Using Swagger As Fingerprint For My Microservice Docker Containers28 Jan 2015
I'm rebuilding my underlying architecture using microservices, and docker containers, and I'm using APIs.json for navigation and discovery within these new API stacks that I use to make my world go around. As I assign each microservice, and APIs.json file, taking inventory of the building blocks that make the service operate, I also begin including docker into the equation, and I find myself using Swagger definitions as a sort of fingerprint for my docker powered microservices.
Each microservice lives as its own Github repository, within a specific organization. I give each one its own APIs.json, indexing all the elements APIs of that specific microservice. This can include anything I feel is important, like:
- X-Signup - Where to signup for the service.
- X-Twitter - The twitter account associated with the service.
- X-Samples - Where you can find client side code samples.
As long as you put X- before the property, you can put anything you want. There are only a handful of sanctioned APIs.json property types, and one of them you will find in almost all my APIs.json files generated for my platform is:
- Swagger - A reference to a machine readable Swagger definition for each API.
Another one I’m starting to use, as I’m building out my microservice infrastructure, is:
- X-Docker-Image - A link to a docker image that supports this API.

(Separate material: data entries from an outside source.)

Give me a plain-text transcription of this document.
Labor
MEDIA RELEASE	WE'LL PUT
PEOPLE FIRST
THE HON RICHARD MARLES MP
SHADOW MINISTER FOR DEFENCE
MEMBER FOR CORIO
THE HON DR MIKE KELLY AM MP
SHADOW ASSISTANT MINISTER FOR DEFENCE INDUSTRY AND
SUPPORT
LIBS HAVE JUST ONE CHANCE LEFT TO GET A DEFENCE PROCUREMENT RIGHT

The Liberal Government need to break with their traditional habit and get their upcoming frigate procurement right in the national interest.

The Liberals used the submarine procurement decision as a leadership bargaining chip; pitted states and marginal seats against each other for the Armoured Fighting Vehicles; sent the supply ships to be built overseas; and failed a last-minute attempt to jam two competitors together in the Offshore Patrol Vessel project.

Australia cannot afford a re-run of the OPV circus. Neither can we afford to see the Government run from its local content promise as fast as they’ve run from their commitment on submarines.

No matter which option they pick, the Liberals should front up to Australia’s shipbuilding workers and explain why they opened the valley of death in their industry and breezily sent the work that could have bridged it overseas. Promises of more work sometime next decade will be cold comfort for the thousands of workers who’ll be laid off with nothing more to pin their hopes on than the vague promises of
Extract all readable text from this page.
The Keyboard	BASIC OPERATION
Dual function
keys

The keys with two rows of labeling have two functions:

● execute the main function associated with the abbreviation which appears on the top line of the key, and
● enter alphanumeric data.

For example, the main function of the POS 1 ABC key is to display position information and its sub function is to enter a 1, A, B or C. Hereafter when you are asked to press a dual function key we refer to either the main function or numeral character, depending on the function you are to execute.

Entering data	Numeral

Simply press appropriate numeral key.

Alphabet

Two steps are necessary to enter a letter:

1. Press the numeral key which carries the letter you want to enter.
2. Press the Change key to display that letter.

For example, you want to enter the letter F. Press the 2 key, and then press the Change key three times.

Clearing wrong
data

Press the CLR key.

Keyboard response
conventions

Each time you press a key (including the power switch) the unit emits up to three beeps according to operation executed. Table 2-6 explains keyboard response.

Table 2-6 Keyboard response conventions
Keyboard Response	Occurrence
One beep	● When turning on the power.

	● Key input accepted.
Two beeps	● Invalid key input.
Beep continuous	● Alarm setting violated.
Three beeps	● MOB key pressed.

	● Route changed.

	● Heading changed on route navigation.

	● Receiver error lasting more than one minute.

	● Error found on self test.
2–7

Each of my microservices I have a supporting Docker image that is the backend for each API. Sometimes I will have multiple Docker images for variant back-ends for the same API fingerprint. Using APIs.json I can go beyond just finding the API definition, and other supporting building blocks. I can also find the backend needed to actually deliver on the API I have defined by a specific Swagger definition. I’m just in the early stages of this work, and this series of posts reflects me trying to work much of this out.
You can browse my work on Github, most of it is public. The public elements all live in the gh-pages branch, while the private aspects live within the private master branch. It is all a living workbench for me, so expect broken things. If you have questions, or would like more access to better understand, let me know. I’m happy to consider adding you to the Github organization as collaborator so that you can see more of it in action. I will also chronicle my work here on the blog, as I have time, and have semi-interesting things to share.